The retrospective analysis also revealed that the most common symptoms were fever, abdominal pain, and diarrhea. The endoscopic examination revealed mostly ulceration, while imaging findings showed dilated intestines. M. Paparoupa et al. [10] and Dinesh et al. [5] reported cases of mechanical obstruction caused by fibrotic stenosis, thickening and edema of the bowel wall. In the present case and in the remaining cases, the location of the obstructive lesion was not identified, and paralytic ileus caused by toxic megacolon or Ogilvie syndrome was considered. The most common sites involved are the sigmoid colon and rectum. Based on the results of our study, we believe that CMV colitis should increase the rare clinical presentation of intestinal obstruction, even in a population with normal immunity. For patients diagnosed as CMV colitis with normal immunity, clinicians should observe abdominal symptoms and signs in clinical practice, and be alert for acute intestinal obstruction. Similarly, the presence of CMV should be reasonably suspected in patients with intestinal obstruction. Analysis showed that conservative treatments, such as ganciclovir and placement of obstruction catheters, were usually effective for CMV colitis presenting with intestinal obstruction, without the need for surgery.

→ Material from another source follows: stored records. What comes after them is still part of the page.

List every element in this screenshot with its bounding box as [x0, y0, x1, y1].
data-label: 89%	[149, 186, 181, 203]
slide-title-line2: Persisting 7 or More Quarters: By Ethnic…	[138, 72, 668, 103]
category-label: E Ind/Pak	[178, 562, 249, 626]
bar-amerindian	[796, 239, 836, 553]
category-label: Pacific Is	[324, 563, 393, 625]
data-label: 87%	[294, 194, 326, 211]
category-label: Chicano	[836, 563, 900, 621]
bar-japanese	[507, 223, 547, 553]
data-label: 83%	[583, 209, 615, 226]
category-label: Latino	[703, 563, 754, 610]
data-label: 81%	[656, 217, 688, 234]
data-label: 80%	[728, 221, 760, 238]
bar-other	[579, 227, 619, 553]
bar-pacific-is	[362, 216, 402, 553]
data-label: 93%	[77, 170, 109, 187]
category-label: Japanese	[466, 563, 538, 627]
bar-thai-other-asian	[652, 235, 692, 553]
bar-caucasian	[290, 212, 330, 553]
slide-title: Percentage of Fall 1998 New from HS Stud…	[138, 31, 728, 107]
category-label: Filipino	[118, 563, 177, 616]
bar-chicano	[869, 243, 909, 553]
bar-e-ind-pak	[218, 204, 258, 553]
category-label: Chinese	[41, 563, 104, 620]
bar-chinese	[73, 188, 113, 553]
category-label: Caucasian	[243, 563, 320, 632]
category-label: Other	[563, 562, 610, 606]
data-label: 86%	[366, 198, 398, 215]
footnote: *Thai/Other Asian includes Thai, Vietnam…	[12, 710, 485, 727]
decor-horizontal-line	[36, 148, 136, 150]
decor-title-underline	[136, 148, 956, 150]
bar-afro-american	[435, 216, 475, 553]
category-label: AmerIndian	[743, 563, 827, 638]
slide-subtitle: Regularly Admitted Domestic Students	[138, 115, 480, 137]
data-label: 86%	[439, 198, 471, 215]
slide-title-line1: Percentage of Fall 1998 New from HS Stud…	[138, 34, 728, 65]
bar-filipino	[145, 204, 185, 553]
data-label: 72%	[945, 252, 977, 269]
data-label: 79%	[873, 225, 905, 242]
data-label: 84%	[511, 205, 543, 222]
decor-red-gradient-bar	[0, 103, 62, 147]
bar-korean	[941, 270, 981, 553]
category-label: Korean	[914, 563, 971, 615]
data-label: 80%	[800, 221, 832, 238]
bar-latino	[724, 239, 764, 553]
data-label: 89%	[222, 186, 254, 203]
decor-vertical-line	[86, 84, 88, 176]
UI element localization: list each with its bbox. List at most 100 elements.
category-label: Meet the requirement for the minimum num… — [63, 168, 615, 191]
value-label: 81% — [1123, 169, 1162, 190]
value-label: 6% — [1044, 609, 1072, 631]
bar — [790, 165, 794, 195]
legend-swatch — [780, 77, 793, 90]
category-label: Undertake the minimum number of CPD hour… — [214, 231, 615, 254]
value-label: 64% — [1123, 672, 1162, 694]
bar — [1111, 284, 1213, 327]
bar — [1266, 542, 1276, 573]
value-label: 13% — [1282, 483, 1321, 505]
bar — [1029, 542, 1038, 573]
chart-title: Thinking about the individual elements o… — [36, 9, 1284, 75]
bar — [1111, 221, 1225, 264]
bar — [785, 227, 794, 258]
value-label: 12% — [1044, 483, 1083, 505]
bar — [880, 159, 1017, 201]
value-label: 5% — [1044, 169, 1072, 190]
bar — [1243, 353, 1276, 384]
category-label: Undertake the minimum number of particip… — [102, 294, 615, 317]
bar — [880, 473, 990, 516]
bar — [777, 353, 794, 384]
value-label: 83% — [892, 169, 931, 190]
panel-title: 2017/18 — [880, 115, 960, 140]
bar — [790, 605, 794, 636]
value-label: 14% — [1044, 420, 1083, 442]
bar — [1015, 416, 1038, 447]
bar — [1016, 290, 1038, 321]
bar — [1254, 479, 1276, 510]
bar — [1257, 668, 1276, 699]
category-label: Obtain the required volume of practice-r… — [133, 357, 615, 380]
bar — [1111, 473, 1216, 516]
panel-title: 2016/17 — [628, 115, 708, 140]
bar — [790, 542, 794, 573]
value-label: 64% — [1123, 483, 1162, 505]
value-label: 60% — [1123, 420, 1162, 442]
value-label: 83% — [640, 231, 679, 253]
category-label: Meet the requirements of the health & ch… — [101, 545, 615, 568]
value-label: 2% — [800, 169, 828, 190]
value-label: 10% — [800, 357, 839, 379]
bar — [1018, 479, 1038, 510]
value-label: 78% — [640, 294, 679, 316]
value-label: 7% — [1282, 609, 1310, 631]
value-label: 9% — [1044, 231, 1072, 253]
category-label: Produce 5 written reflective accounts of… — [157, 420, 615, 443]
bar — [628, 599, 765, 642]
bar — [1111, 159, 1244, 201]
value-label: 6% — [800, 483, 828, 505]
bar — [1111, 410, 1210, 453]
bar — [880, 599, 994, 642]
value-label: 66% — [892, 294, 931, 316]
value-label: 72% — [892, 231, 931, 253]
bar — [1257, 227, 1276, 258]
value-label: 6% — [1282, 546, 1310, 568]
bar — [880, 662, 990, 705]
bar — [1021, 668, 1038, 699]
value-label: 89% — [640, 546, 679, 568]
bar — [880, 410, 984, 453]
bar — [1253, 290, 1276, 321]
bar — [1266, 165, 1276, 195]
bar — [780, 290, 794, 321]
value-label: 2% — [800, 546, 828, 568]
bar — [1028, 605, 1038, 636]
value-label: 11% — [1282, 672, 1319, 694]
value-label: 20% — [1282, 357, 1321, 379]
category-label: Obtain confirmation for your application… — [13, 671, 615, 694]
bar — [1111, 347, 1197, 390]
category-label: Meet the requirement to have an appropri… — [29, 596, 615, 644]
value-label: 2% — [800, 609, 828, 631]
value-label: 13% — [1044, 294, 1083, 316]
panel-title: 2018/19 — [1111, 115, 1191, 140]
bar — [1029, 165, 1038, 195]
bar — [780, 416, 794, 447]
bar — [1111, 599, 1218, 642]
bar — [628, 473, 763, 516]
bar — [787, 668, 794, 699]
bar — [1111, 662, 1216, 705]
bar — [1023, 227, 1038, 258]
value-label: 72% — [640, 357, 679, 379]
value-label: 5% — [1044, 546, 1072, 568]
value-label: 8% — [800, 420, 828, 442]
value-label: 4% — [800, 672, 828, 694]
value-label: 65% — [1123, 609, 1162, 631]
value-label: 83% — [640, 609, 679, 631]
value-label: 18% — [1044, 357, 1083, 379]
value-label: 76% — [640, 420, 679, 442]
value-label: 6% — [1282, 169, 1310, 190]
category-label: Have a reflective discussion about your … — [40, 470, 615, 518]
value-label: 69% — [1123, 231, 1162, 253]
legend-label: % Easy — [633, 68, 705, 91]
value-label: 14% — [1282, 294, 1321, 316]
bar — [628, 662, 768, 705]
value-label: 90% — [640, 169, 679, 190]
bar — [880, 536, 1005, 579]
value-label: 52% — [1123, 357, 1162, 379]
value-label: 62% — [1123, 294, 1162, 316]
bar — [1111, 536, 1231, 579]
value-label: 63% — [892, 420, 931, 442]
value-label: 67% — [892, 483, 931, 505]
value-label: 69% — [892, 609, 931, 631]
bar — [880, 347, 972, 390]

It is believed that CMV latent infection exists in early myeloid cells, particularly CD34+ hematopoietic stem cells, which can be reactivated to infect parenchymal cells of various organs [11]. Viremia is crucial for pathogenesis, and there is a threshold relationship between the viral load controlled by the body's immunity and the occurrence of end-organ invasion [12]. Therefore, virus reactivation and corresponding diseases can easily occur when immunity is inhibited or damaged. However, immunocompetent people are not always unaffected. A retrospective analysis conducted by Yoon et al. [2] revealed that the majority of immunocompetent patients diagnosed with CMV gastroenteritis were elderly (74.4%) and had underlying chronic conditions (79.1%), which is consistent with our study. Immunity is affected by both aging and the basal state, so it is reasonable to assume that CMV disease may be rare in truly immunocompetent young patients. The patient's infection occurred after COVID-19, prompting us to further explore the interaction between these two viruses. An increased incidence of herpes virus reactivation has been observed in patients with COVID-19 [13]. In addition to being associated with inflammatory responses and steroid use, SARS-CoV-2 infection results in a reduction in lymphocytes and upregulation of T-cell apoptotic processes [14, 15]. The ACE-2 receptor of SARS-CoV-2 entering cells is highly expressed in gastrointestinal epithelial cells. The immune regulation of the lung-gut axis indirectly affects gastrointestinal endothelial cells through pulmonary infection and is susceptible to CMV [16]. These are all proposed as possible mechanisms of CMV reactivation after SARS-CoV-2 infection. The specific mechanisms of virus-immune system interactions require further investigation and validation in large cohorts.

Conclusions

Cytomegalovirus disease involving the digestive tract can occur in immunocompetent hosts. Aside from abdominal pain, it can also manifest as intestinal obstruction, and generally, conservative treatment is effective. Early recognition of CMV colitis presenting with intestinal obstruction helps to avoid unnecessary disease prolongation and improves prognosis. The reactivation of cytomegalovirus is associated with inflammation in healthy individuals, and novel coronavirus coinfection is considered to be one of the potential contributing factors.